A number of authors have recommended both lower and upper limits on cohort sizes for online study. For example Hiltz (1997), Rovai (2002) and Aragon (2003) all recommend that classes be divided into sub cohorts of no more than 30, while Turoff (1997) argues that a critical mass is needed in order to allow effective online engagement, with Rovai (2002) suggesting that this minimum should be 8-10 students. Some authors have highlighted information overload within large online cohorts as an issue (see, for example, Chen, Pedersen & Murphy, 2012), while others have implied that the depth of engagement in online discussions (evidenced by length of postings, thoroughness of reading of peer postings, or depth of interaction evident within postings) may be less within larger cohorts (Hewitt & Brett, 2007; Kim, 2013). In a CSU context the cost implications of very small cohort sizes is an important consideration and consequently we would suggest that a reasonable compromise might be the idea of dividing very large cohorts into sub cohorts of a maximum of 50 students.
Strategies
The Learning Communities element is exemplified by:
- Smaller sub cohorts within large cohorts facilitated by a tutor who guides community building, provides formative feedback and marks summative assessment tasks.
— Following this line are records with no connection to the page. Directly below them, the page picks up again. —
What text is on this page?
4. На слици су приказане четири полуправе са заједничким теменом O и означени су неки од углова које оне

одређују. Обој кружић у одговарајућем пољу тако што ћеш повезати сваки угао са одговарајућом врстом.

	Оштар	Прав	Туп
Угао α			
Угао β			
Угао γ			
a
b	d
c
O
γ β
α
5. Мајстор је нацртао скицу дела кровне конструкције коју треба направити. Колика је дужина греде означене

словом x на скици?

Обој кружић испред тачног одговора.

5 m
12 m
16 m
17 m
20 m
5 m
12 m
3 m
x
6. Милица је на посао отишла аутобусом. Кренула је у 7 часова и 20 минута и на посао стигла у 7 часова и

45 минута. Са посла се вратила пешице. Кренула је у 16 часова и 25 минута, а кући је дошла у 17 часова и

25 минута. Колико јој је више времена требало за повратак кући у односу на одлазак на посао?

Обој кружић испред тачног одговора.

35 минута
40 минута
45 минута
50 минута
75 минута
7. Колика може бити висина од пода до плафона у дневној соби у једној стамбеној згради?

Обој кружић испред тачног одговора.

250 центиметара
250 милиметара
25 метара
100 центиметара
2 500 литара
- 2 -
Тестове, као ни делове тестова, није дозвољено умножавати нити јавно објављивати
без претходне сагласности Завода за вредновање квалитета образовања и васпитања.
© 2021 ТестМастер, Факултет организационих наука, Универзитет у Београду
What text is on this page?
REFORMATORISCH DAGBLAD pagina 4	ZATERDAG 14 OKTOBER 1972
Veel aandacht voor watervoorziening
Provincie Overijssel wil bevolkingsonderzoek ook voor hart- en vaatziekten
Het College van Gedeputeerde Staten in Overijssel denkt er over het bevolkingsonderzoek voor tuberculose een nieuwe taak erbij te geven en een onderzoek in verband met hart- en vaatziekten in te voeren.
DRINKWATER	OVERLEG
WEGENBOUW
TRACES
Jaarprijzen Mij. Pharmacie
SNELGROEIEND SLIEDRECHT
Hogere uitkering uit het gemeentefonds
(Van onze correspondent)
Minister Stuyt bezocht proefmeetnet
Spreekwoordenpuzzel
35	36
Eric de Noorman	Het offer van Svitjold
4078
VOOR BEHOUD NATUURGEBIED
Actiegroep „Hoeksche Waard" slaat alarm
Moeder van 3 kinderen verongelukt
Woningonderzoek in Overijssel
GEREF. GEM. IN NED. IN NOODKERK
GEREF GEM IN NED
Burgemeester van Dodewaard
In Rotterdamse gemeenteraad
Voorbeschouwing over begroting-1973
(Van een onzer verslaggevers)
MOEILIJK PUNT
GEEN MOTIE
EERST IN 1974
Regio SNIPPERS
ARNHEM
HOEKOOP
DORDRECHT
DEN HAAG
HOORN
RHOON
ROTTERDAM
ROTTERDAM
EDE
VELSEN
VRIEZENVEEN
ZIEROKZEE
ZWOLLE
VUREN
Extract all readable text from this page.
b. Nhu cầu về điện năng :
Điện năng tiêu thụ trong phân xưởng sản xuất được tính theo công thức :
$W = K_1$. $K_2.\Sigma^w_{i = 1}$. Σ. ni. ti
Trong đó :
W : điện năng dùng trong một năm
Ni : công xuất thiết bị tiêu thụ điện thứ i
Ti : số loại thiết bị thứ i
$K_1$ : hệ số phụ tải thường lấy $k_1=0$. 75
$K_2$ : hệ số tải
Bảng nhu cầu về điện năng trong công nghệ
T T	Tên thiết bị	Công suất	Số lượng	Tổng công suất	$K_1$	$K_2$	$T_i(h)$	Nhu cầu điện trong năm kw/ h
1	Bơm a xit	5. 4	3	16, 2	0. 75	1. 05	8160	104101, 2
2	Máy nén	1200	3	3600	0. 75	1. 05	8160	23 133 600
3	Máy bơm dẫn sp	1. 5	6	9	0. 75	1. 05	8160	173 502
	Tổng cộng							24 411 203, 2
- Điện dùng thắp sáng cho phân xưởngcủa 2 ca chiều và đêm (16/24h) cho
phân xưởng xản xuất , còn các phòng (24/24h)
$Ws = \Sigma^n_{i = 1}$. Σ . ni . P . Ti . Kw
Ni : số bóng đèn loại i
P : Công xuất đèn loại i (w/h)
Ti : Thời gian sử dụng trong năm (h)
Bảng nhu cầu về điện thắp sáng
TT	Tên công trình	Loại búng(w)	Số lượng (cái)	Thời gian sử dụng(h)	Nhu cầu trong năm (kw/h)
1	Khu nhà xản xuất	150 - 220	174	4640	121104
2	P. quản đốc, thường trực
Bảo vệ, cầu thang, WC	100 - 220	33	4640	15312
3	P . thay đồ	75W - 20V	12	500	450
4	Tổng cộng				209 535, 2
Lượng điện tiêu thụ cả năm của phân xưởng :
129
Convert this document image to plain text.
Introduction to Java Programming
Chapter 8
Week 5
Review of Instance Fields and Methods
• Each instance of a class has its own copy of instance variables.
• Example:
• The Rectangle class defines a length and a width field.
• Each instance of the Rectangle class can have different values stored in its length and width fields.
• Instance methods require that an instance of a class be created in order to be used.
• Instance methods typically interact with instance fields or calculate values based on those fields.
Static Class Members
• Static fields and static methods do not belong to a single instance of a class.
- Orientation, socialisation and personalisation of the online environment prior to curriculum focused learning activities.
- Contribution to a shared resource such as a gallery of photos from professional placement. Social media streams using tools such as Twitter, Instagram or shared bookmarking.
It is important to acknowledge that there is substantial synergy between the Teacher Presence, Interaction Between Students and Learning Communities elements of the model. Consequently many of the strategies listed within Teacher Presence (e.g. welcome videos, communication tone, and responsiveness) and Interaction Between Students (e.g. asynchronous discussions, synchronous discussions, peer teaching and online reflective journals) will also have a positive impact on the establishment of an effective learning community.
The TOL Learning Experience Framework, while encouraging designers to draw upon the OLM in a way which best meets the learning needs of the particular cohort, also recommends that the Learning Communities element is enacted in a way in which students are supported through online communication tools, subject design, and teacher facilitation, but with individual students able to choose whether to participate in cohort community activities or to study independently during a subject.